Her head snapped up. An ad for a prescription cholesterol pill played on the screen.

She froze, breath backing up in her throat. The dead man — he’d been there. Right? Maybe only for two seconds, but she’d seen him.

The TV switched to a dog food commercial. Kaycee sprang to her feet and snatched the remote from the floor. She jabbed a button, backing up one channel. No dead man. Backed up another. And another. Then surfed forward, back to the dog food ad, on past that, one, two, three, four channels. With each push of the button tension tightened like a turned screw in her chest. Five channels, six. Seven, eight. No dead man. Nine, ten, eleven. Not anywhere. Come on, come on, I know I saw it! Twelve, thirteen. No frozen bloody scene. Just commercials and shows and TV as she’d always known it.

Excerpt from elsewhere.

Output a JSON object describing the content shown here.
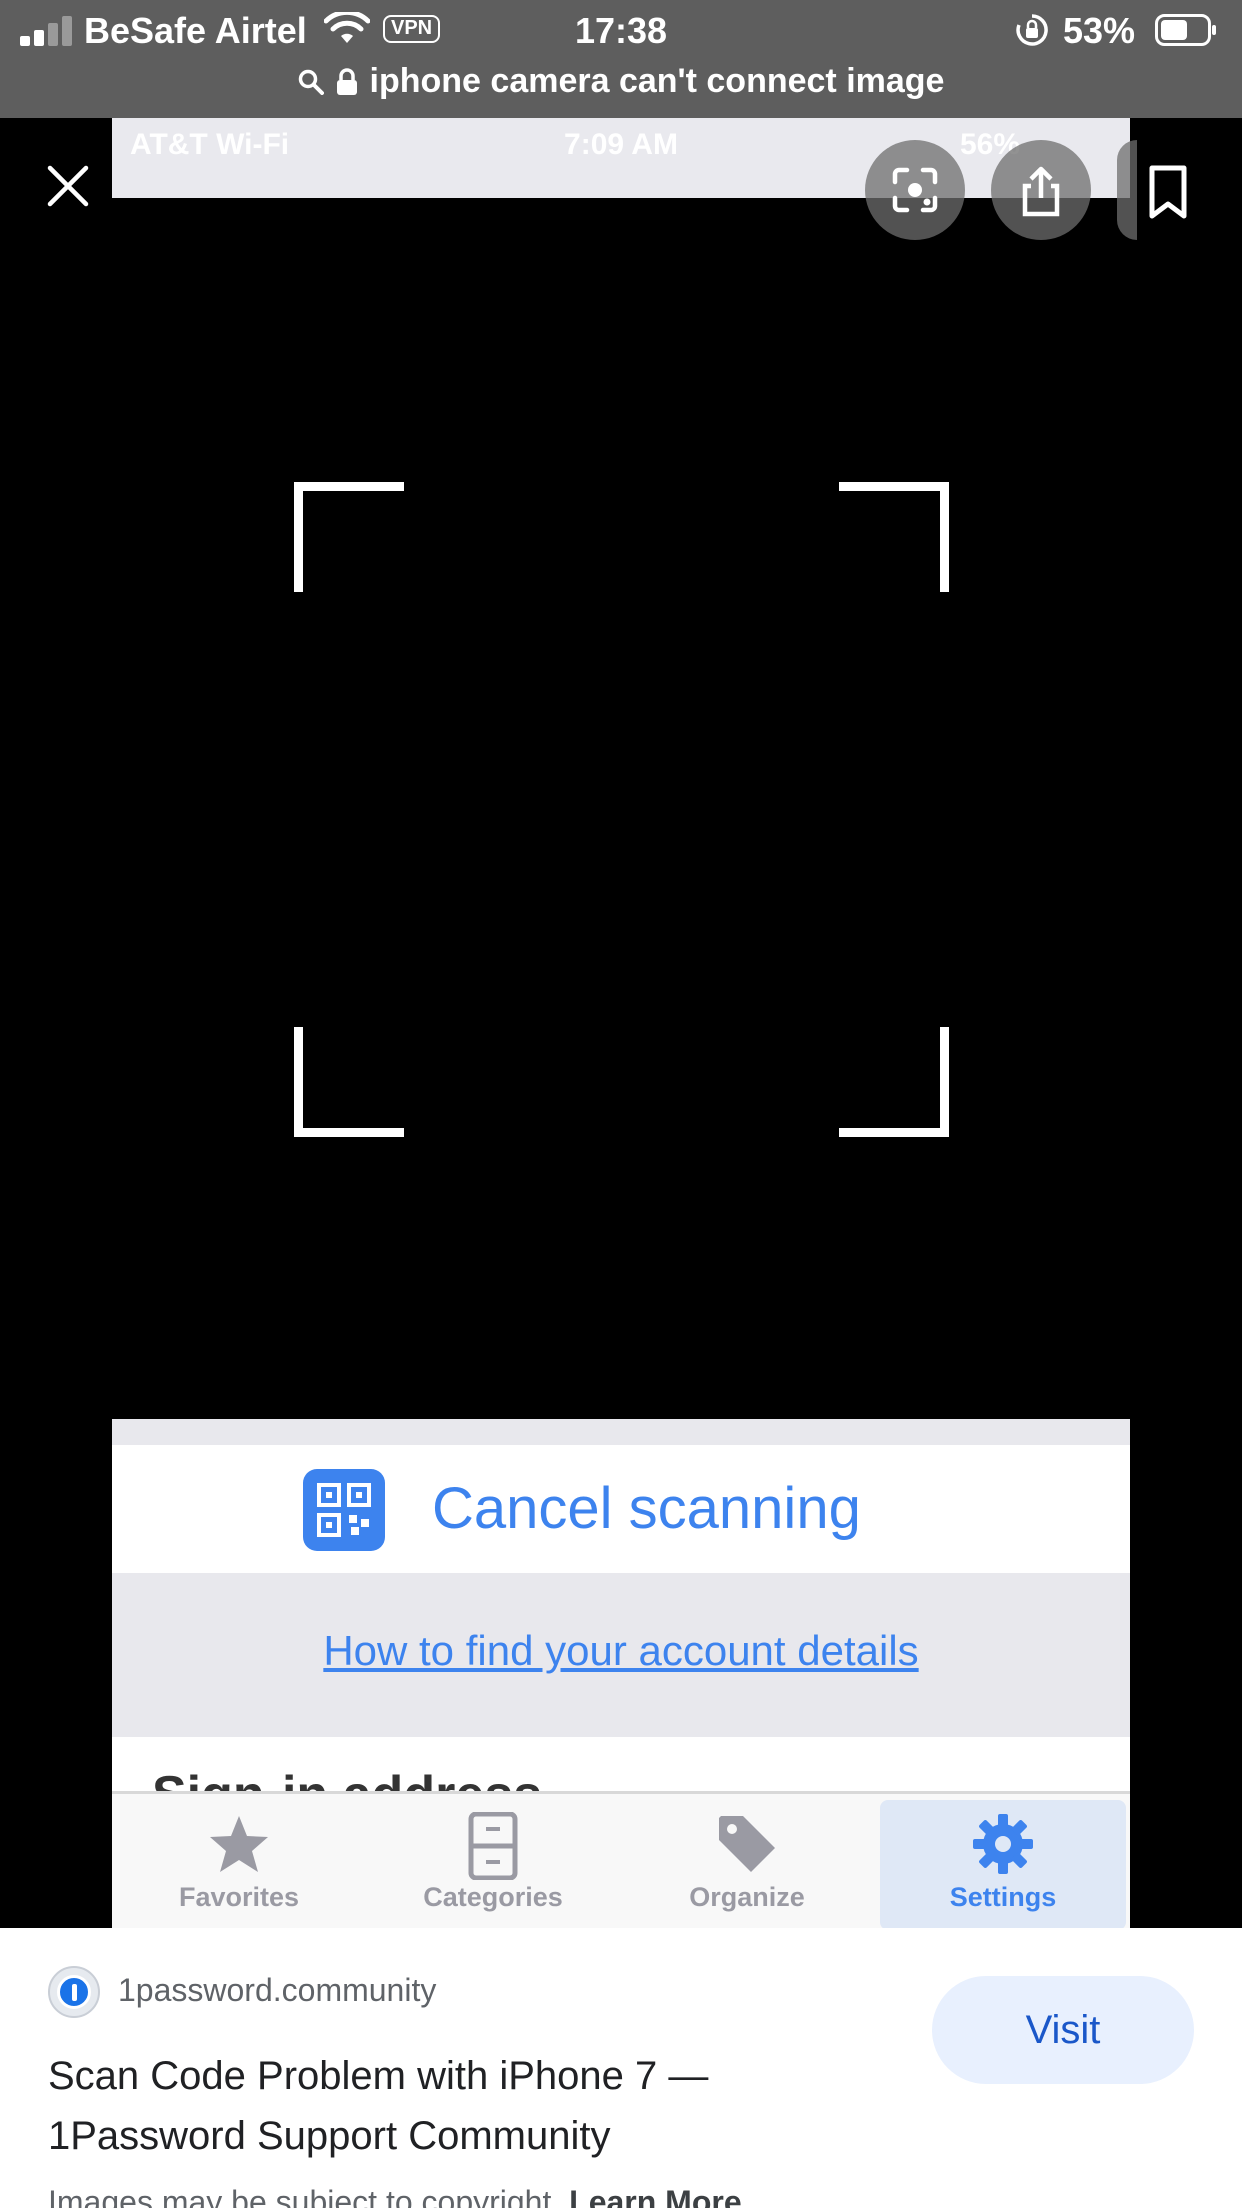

Kaycee punched off the television and hurled the remote to the floor. It bounced off the hardwood, its battery cover popping off and skittering to rest at the base of a chair.

She fell onto the couch and thrust her head in her hands. Kaycee could barely breathe. How could these people get into her TV reception? You could hack a computer, put a camera on a table and a picture in a car. But her TV pulled in cable. How did they do that?

Terror washed over Kaycee in cold waves, trailing screams and running footsteps. The smell of blood flooded her nostrils, stronger than before. Kaycee yanked her head up. Where was that smell coming from, where?

She jumped up, searched the cushion where she’d sat. No blood. She pulled it off the couch and flipped it over. Nothing. With a gasp she shoved it back and grabbed the second. Seeing it clean, she snatched the third. When all three cushions were back in place, she ran both hands down her jeans, checked the backs of her legs. Felt around her T-shirt. No blood.

She still smelled it. It was here, right here.

Footsteps sounded. Shouts. Kaycee whirled left and right, every pore prickling. Where were they?

Panic stabbed her, bright and sharp. Kaycee ran. Past the staircase, through the living room. Small cries spilled from her mouth, her feet with minds of their own. Her wild eyes cut left and right, looking for blood, for a camera, a dead man. Kaycee barreled through the dining area, chased by screams. Into the kitchen. She banged into the table and bounced off, shaken. Darkness clouded her brain and snatched air from her lungs. She tumbled into the hall, rounded the corner to her office. Through the arched doorway back into the den.